Così l’andamento delle borse è sempre più legato alle attese sulle reazioni delle banche centrali, che alle prospettive economiche, come dimostra il ritorno di alcuni mercati ai livelli pre-Covid nel giro di pochi mesi, ignorando le dimensioni della crisi occupazionale che si sta generando a livello mondiale; e l’industria del risparmio gestito si sta orientando verso la creazione di strumenti alternativi per raccogliere parte del risparmio tradizionale e reindirizzarlo verso l’economia reale.

È fondamentale, osserva Savona, “definire e attuare un nuovo assetto istituzionale che prenda in considerazione e sciolga la dipendenza tra le diverse politiche e i comportamenti dei mercati, finalizzandoli alla crescita del reddito e dell’occupazione, che resta la più efficace forma di protezione del risparmio“, conclusione alla quale aggiungerei la necessità di avviare una vera riflessione sull’organizzazione delle democrazie parlamentari, dove la lentezza dovuta a blocchi decisionali e ideologici rischia di essere pagata a caro prezzo. Per quanto riguarda l’Europa, mi sembra essere il senso – più o meno consapevole – del monito frequentemente ripetuto alla Bce, per sollecitare politiche fiscali da parte degli Stati membri, senza le quali la catena di trasmissione degli interventi monetari al tessuto economico non funzionerebbe.

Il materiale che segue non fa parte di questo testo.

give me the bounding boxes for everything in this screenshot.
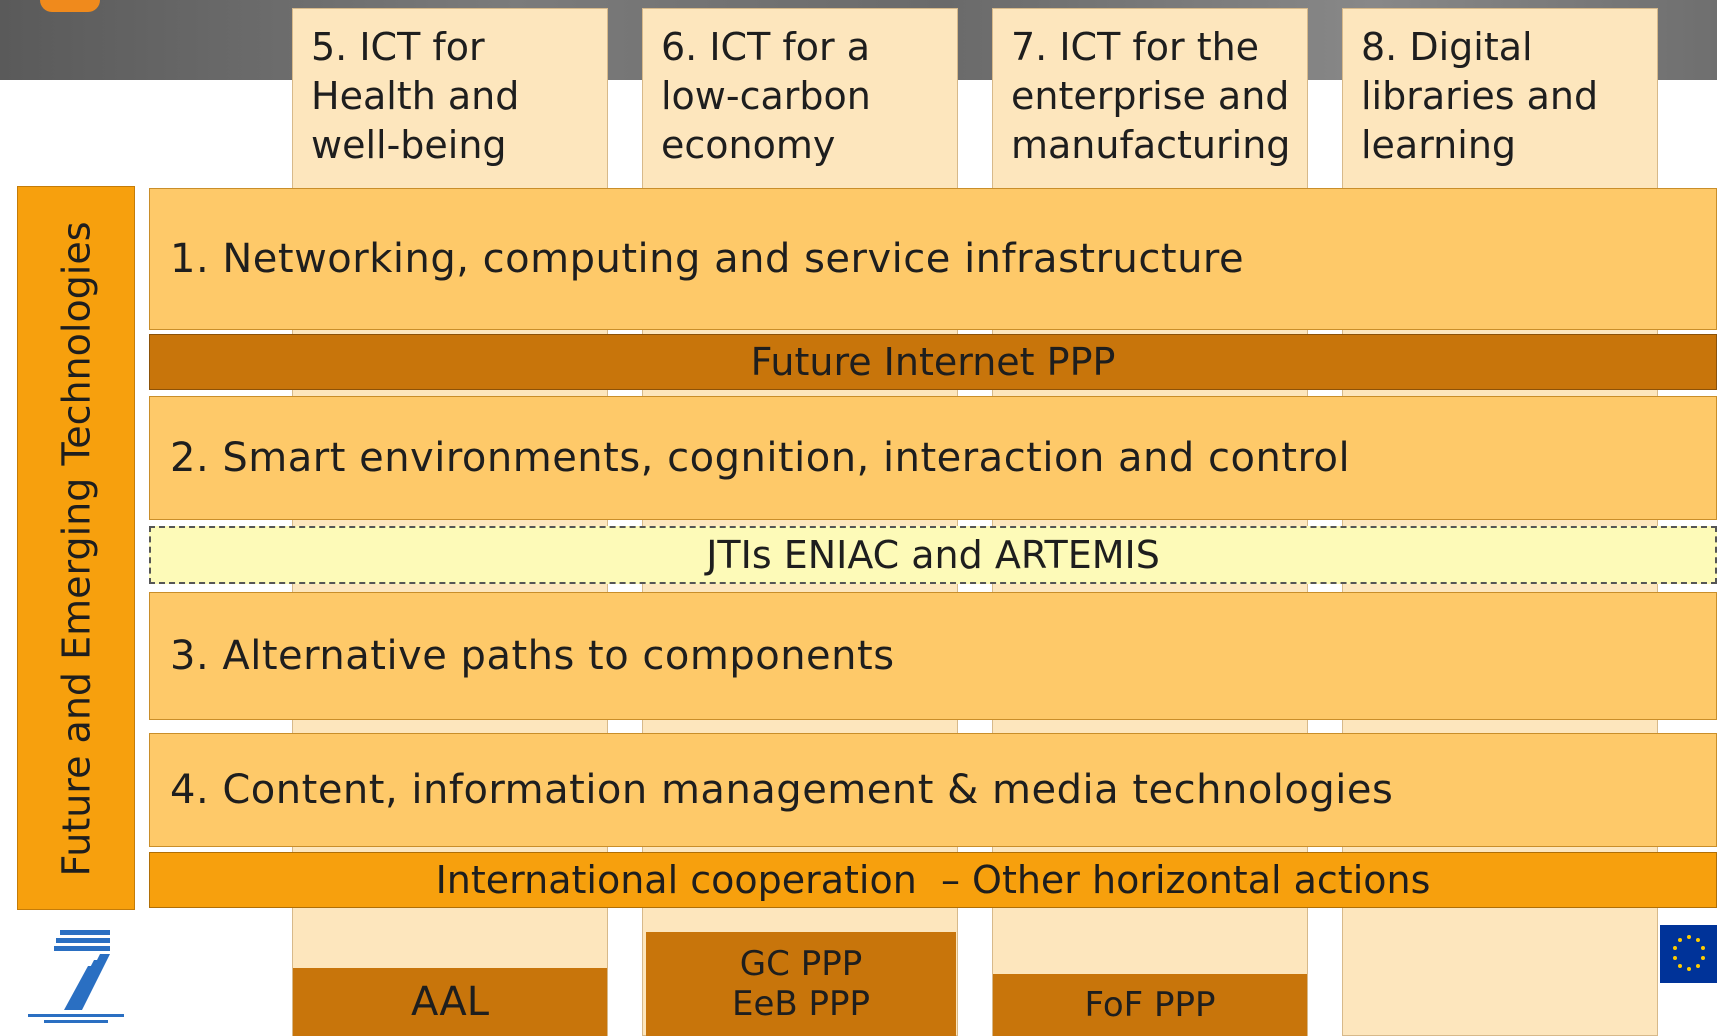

Avere una politica forte, dotata di visione e capacità decisionale responsabile alle soglie di un periodo davvero unico, almeno quanto a risorse che si intende mobilitare, siano esse attinte dal risparmio degli italiani attraverso l’emissione di obbligazioni irredimibili (come vorrebbe Savona), ovvero a fondi europei, Mes o Recovery Fund, diventa cruciale per non rassegnarsi alla decrescita, se felice o infelice non saprei, che alla fine diventa miseria, senza dubbio infelice.